As we begin this New Year, Marble extends “our most sincere thanks to all those working for and with us.”

It’s a bit early for cabin fever to have set in, but Cyndi Dalton of Waldo County YMCA in Belfast wants you to be thinking about its Cabin Fever Reliever Supper & Auction.

That event begins with supper at 4:30 p.m., and the auction at 7 p.m. Saturday, Jan. 29, in the YMCA gymnasium.

Admission is $5 for adults, $3 for children or $15 per family.

But the real reason Dalton wants you to think about the auction is that “we are currently seeking auction items,” she wrote.

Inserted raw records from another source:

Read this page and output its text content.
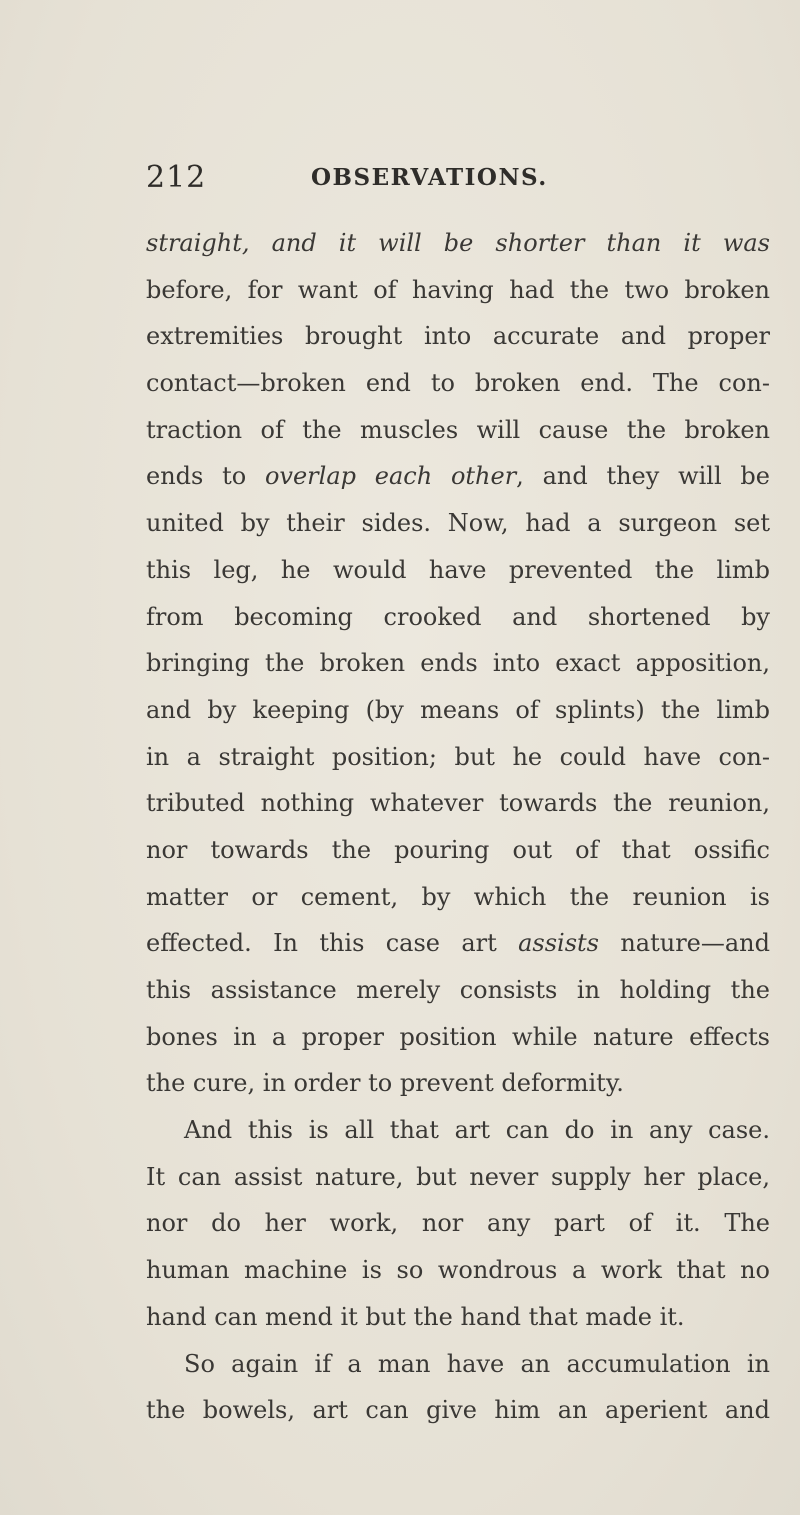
212	OBSERVATIONS.
straight, and it will be shorter than it was
before, for want of having had the two broken
extremities brought into accurate and proper
contact—broken end to broken end. The con-
traction of the muscles will cause the broken
ends to overlap each other, and they will be
united by their sides. Now, had a surgeon set
this leg, he would have prevented the limb
from becoming crooked and shortened by
bringing the broken ends into exact apposition,
and by keeping (by means of splints) the limb
in a straight position; but he could have con-
tributed nothing whatever towards the reunion,
nor towards the pouring out of that ossific
matter or cement, by which the reunion is
effected. In this case art assists nature—and
this assistance merely consists in holding the
bones in a proper position while nature effects
the cure, in order to prevent deformity.
And this is all that art can do in any case.
It can assist nature, but never supply her place,
nor do her work, nor any part of it. The
human machine is so wondrous a work that no
hand can mend it but the hand that made it.
So again if a man have an accumulation in
the bowels, art can give him an aperient and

She does want you to know “we cannot accept computers and computer equipment, TVs or other electronics, clothing or appliances.”

However, if you have new or “great used items to donate, valued at $10 or more,” she requests that you leave your donation at the YMCA or call her, for more information, at 338-4598.

Lauri Svanoe of Rice Lake, Wis., wrote that her son Erik, who had completed a year’s tour of duty in Iraq, passed through Bangor International Airport on his way home.

She extends “heartfelt thanks to all of the retired soldiers and other wonderful volunteers” who greeted him and his fellow soldiers.

Erik used a cell phone donated by Unicel and handed out by our BIA Troop Greeters. His mother wrote that she received “the most precious gift of a phone call to let me know he was back on U.S. soil.”

She says he told her: “‘You wouldn’t believe it, Mom. There are all sorts of people here, just handing out cell phones and saying call your folks.’

“I’ve waited a year for that call, and there are just not words enough to say how thankful I am for your generosity and warmth of welcome to my son. Thank you from the bottom of my heart.”

Veazie Congregational Church is sponsoring a bean supper from 4:45 to 6 p.m. Saturday, Jan. 8, at the church, 1404 State St.

Admission is $6 for adults and $3 for children, and $1 from each ticket sold will benefit the David Smalley Family of Drew Plantation, whose home and business was burned in a recent fire.